Bringing a bit of French bistro style to any curbside or street corner, Chez Flo specializes in savory crêpes. Chef Florence Chauvet began her career in the vineyard-rich region of Pays de la Loire. She’s been operating Chez Flo since 2012 — and to great success. So much so that she’s expanded to a second food truck, Sandwiches Around the World, that allows her to show off her expertise with culinary traditions from outside of her native country.
Chef Brett, a 30-year veteran of the food service industry, brings the flavors of the Gulf Coast to Dallas via The Dock. The menu rotates on a regular basis, but mainstays include Baja fish tacos, lobster grinders and the “Terrapin.” Contrary to its name, this last isn’t a variant of turtle soup, but a crab cake slider topped with bacon, basil pesto and cilantro lemon aioli. Wow!
The Guava Tree’s owners Onel and Pam Perez put fresh twists on Onel’s traditional Cuban family recipes. Prime examples include Cuban sandwiches with guava mustard, yucca fries and black bean cupcakes.
Nammi is the place to get your bánh mì fix.

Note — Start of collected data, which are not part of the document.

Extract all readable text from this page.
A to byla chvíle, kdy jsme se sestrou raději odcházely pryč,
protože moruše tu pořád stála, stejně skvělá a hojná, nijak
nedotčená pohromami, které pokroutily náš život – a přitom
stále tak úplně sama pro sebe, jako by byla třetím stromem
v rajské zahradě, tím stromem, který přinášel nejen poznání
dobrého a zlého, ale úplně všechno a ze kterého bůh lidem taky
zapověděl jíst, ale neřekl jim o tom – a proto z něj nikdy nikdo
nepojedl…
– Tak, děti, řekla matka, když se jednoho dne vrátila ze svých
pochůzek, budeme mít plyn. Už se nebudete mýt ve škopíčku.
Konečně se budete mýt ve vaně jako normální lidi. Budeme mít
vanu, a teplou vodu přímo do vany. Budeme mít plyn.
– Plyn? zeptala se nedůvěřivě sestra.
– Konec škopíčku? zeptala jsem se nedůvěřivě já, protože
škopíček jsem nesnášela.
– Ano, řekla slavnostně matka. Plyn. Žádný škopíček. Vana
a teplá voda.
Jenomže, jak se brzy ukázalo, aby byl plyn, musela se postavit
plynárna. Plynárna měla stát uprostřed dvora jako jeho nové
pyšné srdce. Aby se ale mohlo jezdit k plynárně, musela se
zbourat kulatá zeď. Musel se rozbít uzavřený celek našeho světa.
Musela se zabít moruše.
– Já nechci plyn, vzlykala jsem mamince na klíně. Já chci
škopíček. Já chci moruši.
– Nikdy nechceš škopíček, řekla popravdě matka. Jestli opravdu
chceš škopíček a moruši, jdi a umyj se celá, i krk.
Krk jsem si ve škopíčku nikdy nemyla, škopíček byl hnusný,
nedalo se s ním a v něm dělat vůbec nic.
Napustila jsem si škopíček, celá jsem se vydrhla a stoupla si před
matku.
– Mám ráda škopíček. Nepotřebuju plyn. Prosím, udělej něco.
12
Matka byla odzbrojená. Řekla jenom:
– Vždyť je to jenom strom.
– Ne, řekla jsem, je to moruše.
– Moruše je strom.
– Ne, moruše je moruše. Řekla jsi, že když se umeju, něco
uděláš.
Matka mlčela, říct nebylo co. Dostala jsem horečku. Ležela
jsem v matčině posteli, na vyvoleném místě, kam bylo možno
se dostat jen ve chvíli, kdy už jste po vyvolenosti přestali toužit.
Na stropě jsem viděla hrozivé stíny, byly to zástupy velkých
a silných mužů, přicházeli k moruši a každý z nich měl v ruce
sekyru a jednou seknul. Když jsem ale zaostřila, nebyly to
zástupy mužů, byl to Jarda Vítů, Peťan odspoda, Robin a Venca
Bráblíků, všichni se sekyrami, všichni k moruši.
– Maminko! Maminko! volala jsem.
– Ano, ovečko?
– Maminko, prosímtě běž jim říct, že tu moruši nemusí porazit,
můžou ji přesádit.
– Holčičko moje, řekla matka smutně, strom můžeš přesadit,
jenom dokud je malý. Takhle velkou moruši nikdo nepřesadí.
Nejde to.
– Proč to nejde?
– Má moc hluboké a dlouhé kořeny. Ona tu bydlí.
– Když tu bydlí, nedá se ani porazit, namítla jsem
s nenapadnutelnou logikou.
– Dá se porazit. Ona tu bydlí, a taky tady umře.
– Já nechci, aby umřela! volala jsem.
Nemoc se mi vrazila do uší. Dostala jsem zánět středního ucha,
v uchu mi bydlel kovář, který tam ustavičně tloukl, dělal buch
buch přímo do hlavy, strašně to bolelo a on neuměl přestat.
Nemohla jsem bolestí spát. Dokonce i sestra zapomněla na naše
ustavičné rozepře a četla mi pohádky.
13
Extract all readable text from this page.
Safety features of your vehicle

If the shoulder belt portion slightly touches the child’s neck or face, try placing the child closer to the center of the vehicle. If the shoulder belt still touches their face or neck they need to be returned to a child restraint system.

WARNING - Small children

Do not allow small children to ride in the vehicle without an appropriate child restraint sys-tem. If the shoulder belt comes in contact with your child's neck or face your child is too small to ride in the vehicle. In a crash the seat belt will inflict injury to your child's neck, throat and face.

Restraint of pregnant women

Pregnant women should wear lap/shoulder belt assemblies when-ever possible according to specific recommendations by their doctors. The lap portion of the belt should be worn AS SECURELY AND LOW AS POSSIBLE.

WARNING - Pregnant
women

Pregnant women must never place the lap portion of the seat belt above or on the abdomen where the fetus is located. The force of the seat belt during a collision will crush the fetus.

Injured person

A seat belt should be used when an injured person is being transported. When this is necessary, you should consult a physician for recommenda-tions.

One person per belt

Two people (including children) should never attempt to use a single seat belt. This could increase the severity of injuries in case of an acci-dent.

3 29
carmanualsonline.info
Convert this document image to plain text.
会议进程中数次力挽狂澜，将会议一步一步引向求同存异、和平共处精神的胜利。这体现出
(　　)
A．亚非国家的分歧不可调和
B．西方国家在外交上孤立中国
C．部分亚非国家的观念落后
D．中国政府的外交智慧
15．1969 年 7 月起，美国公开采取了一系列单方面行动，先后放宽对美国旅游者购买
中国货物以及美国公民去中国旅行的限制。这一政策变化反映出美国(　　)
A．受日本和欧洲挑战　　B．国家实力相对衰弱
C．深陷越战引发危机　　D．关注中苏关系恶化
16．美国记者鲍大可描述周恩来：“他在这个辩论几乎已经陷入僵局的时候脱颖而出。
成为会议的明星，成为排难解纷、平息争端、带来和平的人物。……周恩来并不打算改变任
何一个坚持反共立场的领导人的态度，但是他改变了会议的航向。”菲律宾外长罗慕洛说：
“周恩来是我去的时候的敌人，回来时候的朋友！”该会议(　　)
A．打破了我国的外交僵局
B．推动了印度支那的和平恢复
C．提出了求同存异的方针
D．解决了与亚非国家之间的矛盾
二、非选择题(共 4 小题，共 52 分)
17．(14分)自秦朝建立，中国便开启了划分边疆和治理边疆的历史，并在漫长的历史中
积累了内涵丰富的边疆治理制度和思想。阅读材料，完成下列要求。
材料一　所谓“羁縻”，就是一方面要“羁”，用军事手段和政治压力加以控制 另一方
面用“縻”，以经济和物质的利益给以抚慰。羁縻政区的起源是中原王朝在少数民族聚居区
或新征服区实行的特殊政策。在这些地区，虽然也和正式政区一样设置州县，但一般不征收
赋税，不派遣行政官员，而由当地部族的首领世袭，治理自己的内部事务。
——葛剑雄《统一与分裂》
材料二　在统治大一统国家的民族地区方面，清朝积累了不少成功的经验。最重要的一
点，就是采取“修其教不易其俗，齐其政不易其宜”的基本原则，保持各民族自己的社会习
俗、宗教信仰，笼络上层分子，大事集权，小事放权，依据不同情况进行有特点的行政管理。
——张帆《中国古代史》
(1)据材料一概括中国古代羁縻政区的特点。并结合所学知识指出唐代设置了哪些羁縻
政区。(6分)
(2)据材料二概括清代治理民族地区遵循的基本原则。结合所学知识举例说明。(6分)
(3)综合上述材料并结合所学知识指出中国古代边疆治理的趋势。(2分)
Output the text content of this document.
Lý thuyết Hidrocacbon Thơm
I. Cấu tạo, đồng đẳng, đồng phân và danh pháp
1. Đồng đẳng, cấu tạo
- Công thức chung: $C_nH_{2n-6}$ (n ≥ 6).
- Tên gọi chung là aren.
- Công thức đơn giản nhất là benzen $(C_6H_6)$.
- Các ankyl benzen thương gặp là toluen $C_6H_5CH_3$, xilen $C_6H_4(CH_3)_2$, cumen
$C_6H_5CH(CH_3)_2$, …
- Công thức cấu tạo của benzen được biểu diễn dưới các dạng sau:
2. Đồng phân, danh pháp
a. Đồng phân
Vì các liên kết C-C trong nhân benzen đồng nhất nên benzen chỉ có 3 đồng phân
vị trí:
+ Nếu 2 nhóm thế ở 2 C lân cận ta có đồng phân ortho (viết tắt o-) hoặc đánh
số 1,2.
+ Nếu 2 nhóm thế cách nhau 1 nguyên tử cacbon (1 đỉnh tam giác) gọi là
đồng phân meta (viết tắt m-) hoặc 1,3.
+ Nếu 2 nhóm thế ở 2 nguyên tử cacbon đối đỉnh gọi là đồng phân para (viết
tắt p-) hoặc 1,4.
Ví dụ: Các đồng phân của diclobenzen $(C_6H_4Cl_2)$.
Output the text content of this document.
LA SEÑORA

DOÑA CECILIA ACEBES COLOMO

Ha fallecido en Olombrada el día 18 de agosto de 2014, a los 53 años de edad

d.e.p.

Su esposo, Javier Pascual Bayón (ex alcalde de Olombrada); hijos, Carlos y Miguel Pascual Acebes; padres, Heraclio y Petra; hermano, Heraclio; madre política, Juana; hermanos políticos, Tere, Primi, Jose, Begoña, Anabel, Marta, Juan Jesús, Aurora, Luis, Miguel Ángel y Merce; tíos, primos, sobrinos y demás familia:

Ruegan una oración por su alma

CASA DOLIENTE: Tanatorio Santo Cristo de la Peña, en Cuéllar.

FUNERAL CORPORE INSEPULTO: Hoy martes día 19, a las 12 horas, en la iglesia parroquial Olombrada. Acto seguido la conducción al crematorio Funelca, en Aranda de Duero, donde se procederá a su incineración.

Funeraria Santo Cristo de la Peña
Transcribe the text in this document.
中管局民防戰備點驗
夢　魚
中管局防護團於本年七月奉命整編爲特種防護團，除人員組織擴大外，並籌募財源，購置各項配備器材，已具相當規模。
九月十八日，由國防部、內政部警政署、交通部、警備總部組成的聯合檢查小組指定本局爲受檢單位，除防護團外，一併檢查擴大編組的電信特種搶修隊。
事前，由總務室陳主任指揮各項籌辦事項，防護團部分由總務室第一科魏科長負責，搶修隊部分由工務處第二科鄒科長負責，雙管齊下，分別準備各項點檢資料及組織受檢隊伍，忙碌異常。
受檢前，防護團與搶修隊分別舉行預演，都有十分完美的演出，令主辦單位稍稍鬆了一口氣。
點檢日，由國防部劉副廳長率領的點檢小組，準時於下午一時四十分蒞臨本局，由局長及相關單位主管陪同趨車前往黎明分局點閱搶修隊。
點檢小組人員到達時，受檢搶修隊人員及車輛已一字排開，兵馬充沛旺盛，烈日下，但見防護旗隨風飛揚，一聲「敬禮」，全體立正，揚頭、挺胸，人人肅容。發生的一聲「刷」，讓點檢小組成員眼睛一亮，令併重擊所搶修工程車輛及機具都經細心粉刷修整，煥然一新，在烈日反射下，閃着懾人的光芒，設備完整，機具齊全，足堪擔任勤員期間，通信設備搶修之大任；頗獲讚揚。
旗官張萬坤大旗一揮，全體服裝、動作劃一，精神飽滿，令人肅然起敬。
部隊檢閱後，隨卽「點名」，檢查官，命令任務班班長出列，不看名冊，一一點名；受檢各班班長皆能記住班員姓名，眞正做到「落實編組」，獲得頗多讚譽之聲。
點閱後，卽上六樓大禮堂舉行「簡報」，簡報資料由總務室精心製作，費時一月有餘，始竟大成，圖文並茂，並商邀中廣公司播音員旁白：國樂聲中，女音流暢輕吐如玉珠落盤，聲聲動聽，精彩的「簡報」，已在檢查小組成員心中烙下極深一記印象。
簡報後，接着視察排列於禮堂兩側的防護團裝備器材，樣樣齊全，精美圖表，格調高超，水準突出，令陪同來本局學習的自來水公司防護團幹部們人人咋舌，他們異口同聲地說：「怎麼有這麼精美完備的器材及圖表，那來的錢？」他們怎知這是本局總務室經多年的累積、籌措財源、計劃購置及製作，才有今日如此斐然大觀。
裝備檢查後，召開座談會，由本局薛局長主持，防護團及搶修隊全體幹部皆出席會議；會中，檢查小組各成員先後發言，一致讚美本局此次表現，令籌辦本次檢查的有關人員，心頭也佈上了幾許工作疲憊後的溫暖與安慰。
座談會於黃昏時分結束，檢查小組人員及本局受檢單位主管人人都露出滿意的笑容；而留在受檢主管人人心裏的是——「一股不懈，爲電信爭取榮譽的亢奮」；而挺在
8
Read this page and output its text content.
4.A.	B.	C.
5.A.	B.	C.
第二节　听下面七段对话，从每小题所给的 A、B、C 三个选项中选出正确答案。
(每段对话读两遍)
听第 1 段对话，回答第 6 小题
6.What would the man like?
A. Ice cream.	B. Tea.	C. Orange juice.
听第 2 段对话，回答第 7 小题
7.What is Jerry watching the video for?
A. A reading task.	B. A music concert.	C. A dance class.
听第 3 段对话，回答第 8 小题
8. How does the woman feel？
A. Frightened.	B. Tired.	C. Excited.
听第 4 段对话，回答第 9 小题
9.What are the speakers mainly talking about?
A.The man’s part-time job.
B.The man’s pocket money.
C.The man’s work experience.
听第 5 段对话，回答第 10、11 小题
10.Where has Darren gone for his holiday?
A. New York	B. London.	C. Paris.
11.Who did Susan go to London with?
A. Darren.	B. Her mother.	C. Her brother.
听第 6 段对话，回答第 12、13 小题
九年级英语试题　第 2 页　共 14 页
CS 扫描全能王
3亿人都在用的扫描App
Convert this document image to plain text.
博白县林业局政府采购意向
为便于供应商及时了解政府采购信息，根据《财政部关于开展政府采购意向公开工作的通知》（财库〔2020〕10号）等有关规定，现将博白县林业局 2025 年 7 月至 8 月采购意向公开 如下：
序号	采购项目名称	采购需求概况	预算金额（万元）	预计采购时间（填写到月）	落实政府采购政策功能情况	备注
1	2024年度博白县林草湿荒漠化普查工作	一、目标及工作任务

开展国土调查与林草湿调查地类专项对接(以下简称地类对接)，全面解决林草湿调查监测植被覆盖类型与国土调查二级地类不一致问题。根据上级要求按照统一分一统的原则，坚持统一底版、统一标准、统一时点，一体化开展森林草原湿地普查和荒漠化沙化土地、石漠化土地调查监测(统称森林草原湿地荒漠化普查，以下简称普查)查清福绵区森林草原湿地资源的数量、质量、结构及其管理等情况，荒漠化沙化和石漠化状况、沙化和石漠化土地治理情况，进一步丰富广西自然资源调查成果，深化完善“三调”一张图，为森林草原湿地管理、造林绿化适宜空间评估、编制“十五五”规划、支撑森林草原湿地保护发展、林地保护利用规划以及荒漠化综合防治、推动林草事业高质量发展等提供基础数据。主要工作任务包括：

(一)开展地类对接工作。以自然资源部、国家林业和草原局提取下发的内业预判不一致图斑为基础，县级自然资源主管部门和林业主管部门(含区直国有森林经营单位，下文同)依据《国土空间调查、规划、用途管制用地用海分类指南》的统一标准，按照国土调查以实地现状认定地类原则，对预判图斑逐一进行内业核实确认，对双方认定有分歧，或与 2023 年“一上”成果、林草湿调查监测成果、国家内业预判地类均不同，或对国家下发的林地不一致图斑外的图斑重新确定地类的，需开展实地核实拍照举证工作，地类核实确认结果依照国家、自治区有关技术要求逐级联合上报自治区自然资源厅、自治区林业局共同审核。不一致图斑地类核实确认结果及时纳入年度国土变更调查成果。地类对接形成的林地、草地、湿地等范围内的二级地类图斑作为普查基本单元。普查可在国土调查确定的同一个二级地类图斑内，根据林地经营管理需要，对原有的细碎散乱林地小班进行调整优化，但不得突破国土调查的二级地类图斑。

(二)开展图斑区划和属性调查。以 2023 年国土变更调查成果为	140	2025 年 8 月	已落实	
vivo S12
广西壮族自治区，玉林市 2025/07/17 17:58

Everything served by this Vietnamese street food truck, from the rice and noodle bowls to the Asian tacos, is made from scratch using fresh ingredients. And don’t overlook the Asian sodas, basil mint lemonade and Vietnamese iced coffee.
If it’s comfort food you seek, the Soul Bowl is the truck to track down. Southern favorites such as fried chicken, smothered pork chops and fried catfish are prepared from scratch and served with classic sides such as collard greens and candied yams. And what’s a Southern-style supper without dessert? Peach cobbler and pecan pie are two sweet treats sure to please.
Texas just isn’t Texas without some Tex-Mex. The Texas Burrito Company is a new venture from successful area food truck entrepreneurs Dain Pool and Jon Wagner, creators of The Butcher’s Son, What’s Da Scoop? and Gandolfo’s New York Deli. With recipes like The Bevo (the main ingredient of which is grilled steak) and The Southfork (a taco that bears a striking resemblance to a barbecue sandwich), you know you’re chowing down with locals.
And don’t forget that Carpenter Park, whose groundbreaking is expected in the second quarter of 2018, will have a food truck plaza, too. DDPC looks forward to sharing more about Carpenter Park’s design in the upcoming months.